Last year the two met in person at a Kesher Nafshi weekend, where Rabbi Russell has become a regular fixture, and Rabbi Goldstein had an idea: Over the years of writing and publishing, he had developed the skill for taking a river of information and distilling it onto the tip of a teaspoon for readers. Perhaps they could collaborate on a book, taking the wealth of Rabbi Russell’s teaching and consolidating it into an easy-to-read book for parents of all ages and stages?

It was a good shidduch, because people had been encouraging Rabbi Russell to write a book for years, but he simply had no time.

Rabbi Goldstein got to work, spending months assembling, sifting, consolidating, and shaping the material drawn from hours and hours of Rabbi Russell’s powerful presentations, some going back many decades. And the result is the new release, Raising a Loving Family.

For Rabbi Goldstein, this project was a learning curve all its own. “I learned new ways to support my children in whatever difficulties they were going through. It was extremely helpful because as some of my kids got a bit older and began choosing their own paths, I had to discover new ways to relate to them because of these new dynamics. Rabbi Russell’s material helped me navigate these muddled pathways and to grow internally to be a loving father above and beyond where I was before. So for me it’s been a bridge to help me get to a better place in the face of unexpected curve-balls.

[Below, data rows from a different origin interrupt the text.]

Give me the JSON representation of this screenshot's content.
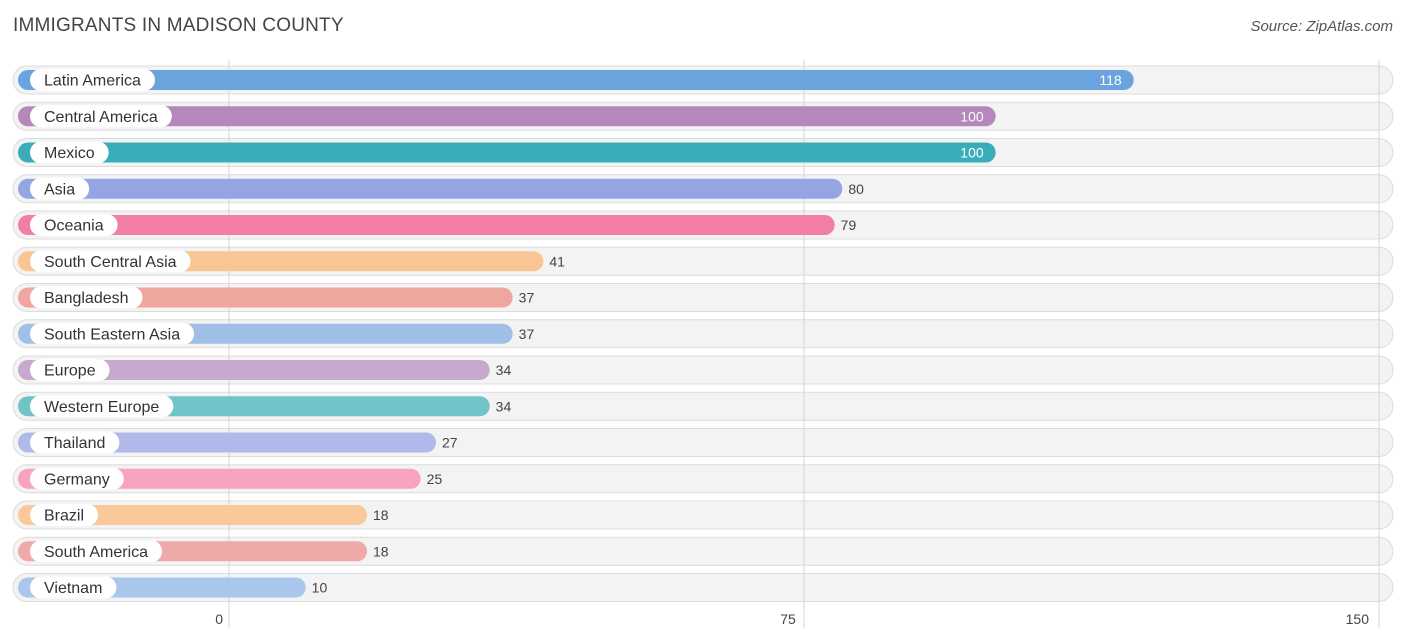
{
  "title": "IMMIGRANTS IN MADISON COUNTY",
  "source": "Source: ZipAtlas.com",
  "chart_data": {
    "type": "bar",
    "orientation": "horizontal",
    "title": "IMMIGRANTS IN MADISON COUNTY",
    "xlim": [
      0,
      150
    ],
    "xticks": [
      0,
      75,
      150
    ],
    "grid": true,
    "categories": [
      "Latin America",
      "Central America",
      "Mexico",
      "Asia",
      "Oceania",
      "South Central Asia",
      "Bangladesh",
      "South Eastern Asia",
      "Europe",
      "Western Europe",
      "Thailand",
      "Germany",
      "Brazil",
      "South America",
      "Vietnam"
    ],
    "values": [
      118,
      100,
      100,
      80,
      79,
      41,
      37,
      37,
      34,
      34,
      27,
      25,
      18,
      18,
      10
    ],
    "colors": [
      "#6aa3dd",
      "#b687bb",
      "#3aaeb8",
      "#95a5e3",
      "#f27fa3",
      "#f9c593",
      "#eea69f",
      "#9fbfe6",
      "#c6a9cc",
      "#70c3c7",
      "#b1b9ea",
      "#f7a3bf",
      "#f9c99a",
      "#eeaaa8",
      "#a9c6ec"
    ]
  }
}
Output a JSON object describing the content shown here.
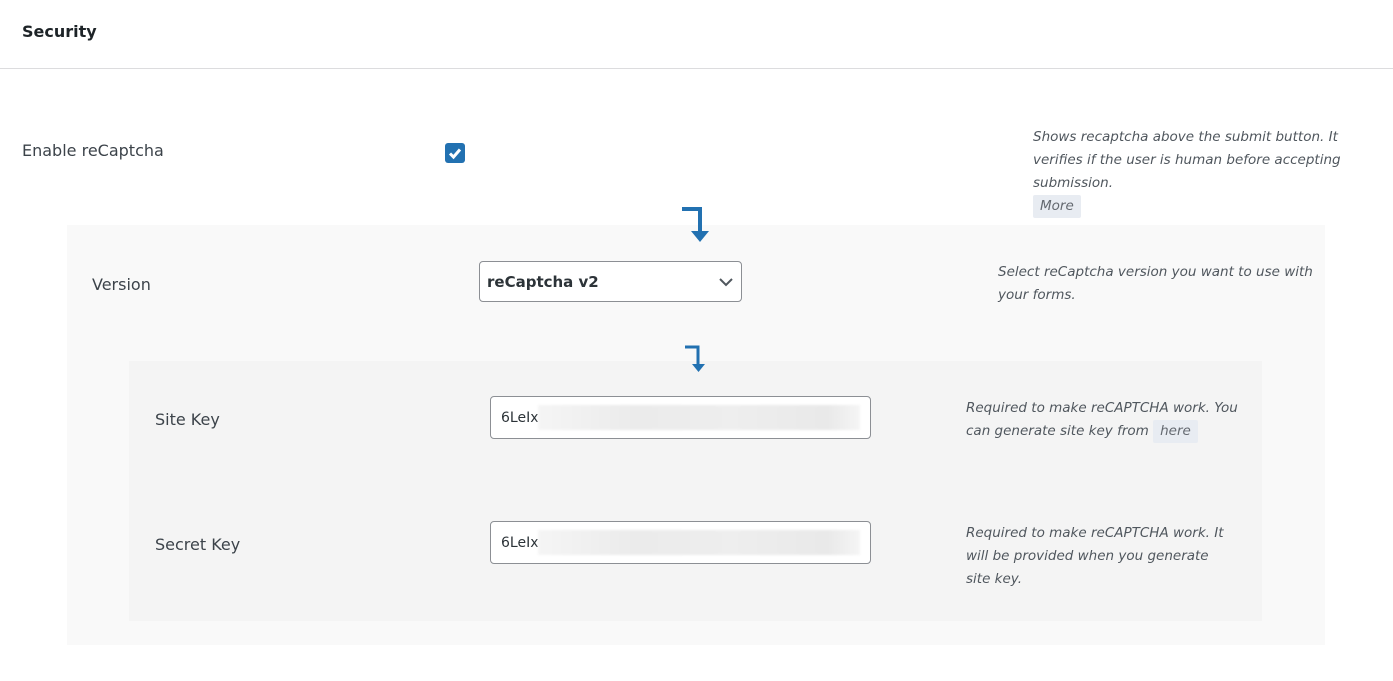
{
  "header": {
    "title": "Security"
  },
  "enable_recaptcha": {
    "label": "Enable reCaptcha",
    "checked": true,
    "description": "Shows recaptcha above the submit button. It verifies if the user is human before accepting submission.",
    "more_label": "More"
  },
  "version": {
    "label": "Version",
    "selected": "reCaptcha v2",
    "description": "Select reCaptcha version you want to use with your forms."
  },
  "site_key": {
    "label": "Site Key",
    "value": "6LeIx",
    "description": "Required to make reCAPTCHA work. You can generate site key from",
    "link_label": "here"
  },
  "secret_key": {
    "label": "Secret Key",
    "value": "6LeIx",
    "description": "Required to make reCAPTCHA work. It will be provided when you generate site key."
  },
  "colors": {
    "accent": "#2271b1"
  }
}
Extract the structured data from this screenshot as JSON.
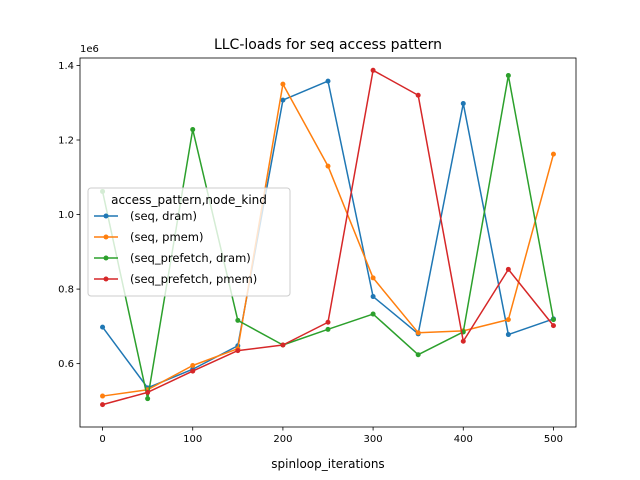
{
  "chart_data": {
    "type": "line",
    "title": "LLC-loads for seq access pattern",
    "xlabel": "spinloop_iterations",
    "ylabel": "",
    "y_offset_label": "1e6",
    "xlim": [
      -25,
      525
    ],
    "ylim": [
      430000,
      1420000
    ],
    "x_ticks": [
      0,
      100,
      200,
      300,
      400,
      500
    ],
    "y_ticks": [
      600000,
      800000,
      1000000,
      1200000,
      1400000
    ],
    "y_tick_labels": [
      "0.6",
      "0.8",
      "1.0",
      "1.2",
      "1.4"
    ],
    "grid": false,
    "legend": {
      "title": "access_pattern,node_kind",
      "placement": "center-left"
    },
    "x": [
      0,
      50,
      100,
      150,
      200,
      250,
      300,
      350,
      400,
      450,
      500
    ],
    "series": [
      {
        "name": "(seq, dram)",
        "color": "#1f77b4",
        "values": [
          698000,
          535000,
          585000,
          648000,
          1307000,
          1358000,
          780000,
          680000,
          1298000,
          678000,
          720000
        ]
      },
      {
        "name": "(seq, pmem)",
        "color": "#ff7f0e",
        "values": [
          513000,
          530000,
          595000,
          640000,
          1350000,
          1130000,
          830000,
          683000,
          688000,
          718000,
          1162000
        ]
      },
      {
        "name": "(seq_prefetch, dram)",
        "color": "#2ca02c",
        "values": [
          1062000,
          506000,
          1228000,
          716000,
          650000,
          692000,
          733000,
          624000,
          685000,
          1373000,
          718000
        ]
      },
      {
        "name": "(seq_prefetch, pmem)",
        "color": "#d62728",
        "values": [
          490000,
          523000,
          580000,
          635000,
          650000,
          711000,
          1387000,
          1320000,
          660000,
          853000,
          702000
        ]
      }
    ]
  }
}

“I often think, why do my children have to go through all this pain? Writing this book and working to internalize its powerful messages helped me to reframe and remember that we didn’t put them in this life, but Hashem put them in this life. It taught me that raising our children is not only about who they become, but also about who we become in the process. That realization was monumental in shifting the focus and direction of my energies, and opened a new window of light in my life as a person and father. It was important to me to make this vital information and chizuk available for other families too, and not just those who are struggling. If it was helpful to me, I want to share it with others too.”